Quickly find resources (datasets) from one specified project which have downstream outputs in another specified project

As the title suggests, I am interested in quickly finding the datasets which are “on the border” of specified two projects. Ideally, I would like to see the result in Data Lineage. I only want to find those resources which are in Project_A AND are used as inputs to return outputs in Project_B.
I used to use Data Lineage: putting all the Project’A’s datasets onto the graph, adding 1 downstream step, “coloring” by project, removing resources from all the projects except the 2 I’m interested in (Project_A + Project_B). But this became not feasible, because the first step is not possible - the graph truncates some datasets, as Project_A contains more than 500 datasets. So I may not find some connections between the projects if I continue to use this method.

1 Like

Hi,

There are a couple of common approaches for this:

  • You’ve already identified the quickest one, which is to use data lineage manually.

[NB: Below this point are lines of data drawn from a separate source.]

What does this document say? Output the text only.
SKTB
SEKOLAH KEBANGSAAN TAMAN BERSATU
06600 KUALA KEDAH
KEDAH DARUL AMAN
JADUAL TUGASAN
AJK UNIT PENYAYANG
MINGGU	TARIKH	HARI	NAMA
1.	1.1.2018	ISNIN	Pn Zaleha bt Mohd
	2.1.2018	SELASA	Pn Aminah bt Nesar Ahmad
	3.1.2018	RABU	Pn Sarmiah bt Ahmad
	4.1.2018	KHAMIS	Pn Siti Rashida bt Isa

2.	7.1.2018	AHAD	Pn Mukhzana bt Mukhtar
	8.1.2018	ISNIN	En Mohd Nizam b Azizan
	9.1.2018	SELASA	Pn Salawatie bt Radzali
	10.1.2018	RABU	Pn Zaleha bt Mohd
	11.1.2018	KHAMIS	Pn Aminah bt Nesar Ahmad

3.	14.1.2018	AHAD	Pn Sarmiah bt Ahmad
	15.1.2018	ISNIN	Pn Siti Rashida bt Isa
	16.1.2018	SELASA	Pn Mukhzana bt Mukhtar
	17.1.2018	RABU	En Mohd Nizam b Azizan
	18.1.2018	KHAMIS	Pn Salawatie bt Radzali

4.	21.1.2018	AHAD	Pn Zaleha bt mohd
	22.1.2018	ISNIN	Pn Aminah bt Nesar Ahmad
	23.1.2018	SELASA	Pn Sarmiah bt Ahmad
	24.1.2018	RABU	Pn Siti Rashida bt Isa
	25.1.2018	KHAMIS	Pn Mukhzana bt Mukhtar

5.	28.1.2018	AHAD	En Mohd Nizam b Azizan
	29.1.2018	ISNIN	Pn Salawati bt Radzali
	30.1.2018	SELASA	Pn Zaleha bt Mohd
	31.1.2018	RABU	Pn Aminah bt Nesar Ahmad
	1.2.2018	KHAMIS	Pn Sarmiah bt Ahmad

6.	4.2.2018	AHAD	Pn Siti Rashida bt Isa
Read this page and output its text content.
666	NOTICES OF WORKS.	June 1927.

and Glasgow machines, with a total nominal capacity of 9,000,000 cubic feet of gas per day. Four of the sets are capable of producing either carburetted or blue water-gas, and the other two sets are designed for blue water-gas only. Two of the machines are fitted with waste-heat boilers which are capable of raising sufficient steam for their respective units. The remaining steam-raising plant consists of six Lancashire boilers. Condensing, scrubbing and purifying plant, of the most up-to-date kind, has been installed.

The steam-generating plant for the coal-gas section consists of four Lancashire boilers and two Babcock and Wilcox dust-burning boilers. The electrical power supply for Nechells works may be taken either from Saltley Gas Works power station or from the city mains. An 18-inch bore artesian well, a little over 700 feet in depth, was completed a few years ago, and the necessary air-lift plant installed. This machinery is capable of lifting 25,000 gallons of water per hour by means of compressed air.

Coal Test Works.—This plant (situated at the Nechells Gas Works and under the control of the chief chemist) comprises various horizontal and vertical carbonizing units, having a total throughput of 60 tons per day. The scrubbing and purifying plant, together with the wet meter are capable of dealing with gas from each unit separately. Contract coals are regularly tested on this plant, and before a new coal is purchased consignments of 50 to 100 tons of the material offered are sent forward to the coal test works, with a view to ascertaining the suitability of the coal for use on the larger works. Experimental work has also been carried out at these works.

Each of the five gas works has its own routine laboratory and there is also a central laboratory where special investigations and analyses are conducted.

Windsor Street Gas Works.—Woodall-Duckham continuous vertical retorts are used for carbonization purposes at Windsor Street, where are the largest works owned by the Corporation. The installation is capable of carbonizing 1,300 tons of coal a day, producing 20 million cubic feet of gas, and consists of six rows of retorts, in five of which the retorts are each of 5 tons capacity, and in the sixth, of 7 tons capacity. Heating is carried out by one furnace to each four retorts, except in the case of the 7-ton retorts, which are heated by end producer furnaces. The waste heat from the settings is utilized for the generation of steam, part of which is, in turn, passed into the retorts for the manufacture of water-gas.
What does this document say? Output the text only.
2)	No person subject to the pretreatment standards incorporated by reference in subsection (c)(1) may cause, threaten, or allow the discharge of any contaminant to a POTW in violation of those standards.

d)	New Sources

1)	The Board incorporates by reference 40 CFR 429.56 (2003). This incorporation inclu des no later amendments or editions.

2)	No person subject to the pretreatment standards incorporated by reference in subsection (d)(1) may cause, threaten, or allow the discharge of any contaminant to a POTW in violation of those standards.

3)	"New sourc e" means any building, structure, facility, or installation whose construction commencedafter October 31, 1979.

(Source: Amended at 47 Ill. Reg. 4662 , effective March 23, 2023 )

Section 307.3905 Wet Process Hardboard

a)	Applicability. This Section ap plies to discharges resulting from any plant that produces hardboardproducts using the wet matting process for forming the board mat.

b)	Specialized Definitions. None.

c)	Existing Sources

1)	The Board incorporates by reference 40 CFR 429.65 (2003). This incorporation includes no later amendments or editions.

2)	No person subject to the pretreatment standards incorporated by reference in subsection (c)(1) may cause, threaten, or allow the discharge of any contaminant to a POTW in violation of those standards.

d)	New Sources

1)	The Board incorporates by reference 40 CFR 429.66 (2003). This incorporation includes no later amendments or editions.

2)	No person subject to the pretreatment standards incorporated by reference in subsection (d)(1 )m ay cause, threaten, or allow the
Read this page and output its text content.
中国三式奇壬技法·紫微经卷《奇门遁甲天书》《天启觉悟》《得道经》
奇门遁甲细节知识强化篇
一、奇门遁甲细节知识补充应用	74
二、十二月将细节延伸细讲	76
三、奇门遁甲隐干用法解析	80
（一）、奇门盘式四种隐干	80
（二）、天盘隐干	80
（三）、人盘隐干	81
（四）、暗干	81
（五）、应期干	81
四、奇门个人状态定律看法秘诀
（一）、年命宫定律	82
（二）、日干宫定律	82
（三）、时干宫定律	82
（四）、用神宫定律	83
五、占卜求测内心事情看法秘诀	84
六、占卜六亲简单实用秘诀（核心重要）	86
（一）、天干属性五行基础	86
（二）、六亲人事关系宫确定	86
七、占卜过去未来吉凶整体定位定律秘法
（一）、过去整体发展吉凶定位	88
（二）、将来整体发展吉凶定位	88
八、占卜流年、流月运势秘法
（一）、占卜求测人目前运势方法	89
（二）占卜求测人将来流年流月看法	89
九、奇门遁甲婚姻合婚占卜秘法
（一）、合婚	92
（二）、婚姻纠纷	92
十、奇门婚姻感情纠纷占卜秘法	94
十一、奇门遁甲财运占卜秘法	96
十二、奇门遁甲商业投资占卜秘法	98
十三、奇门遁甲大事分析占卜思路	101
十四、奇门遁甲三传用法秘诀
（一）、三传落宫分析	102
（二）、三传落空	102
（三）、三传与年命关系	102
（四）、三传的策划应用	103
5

As you mention this doesn’t really scale well to a large number of datasets.
  • There is a feature called ‘Project Catalog’ which is enabled for some Foundry instances, this includes a view of downstream projects but also only works for the first 500 datasets in the project. You’ll have to talk to your Palantir representative to see about enabling this feature, as it is not generally available.
  • Most large Foundry instances will have a metadata dataset containing information on each build run, including it’s inputs and outputs. This is something custom that would be set up by your palantir team; if you’re on a large instance (>1000 users, maybe more than a few years old) it’s likely this could exist.
  • You could try using the data lineage APIs directly. These are not ‘supported’ for external use so you will have to reverse-engineer them and they are liable to change (although data lineage is generally very stable at this point).

Hopefully this helps!

1 Like

Thank you for the truly valuable list of options.

However, I cannot accept it as answer as of now, because all the options either are not “quick” or do not scale well.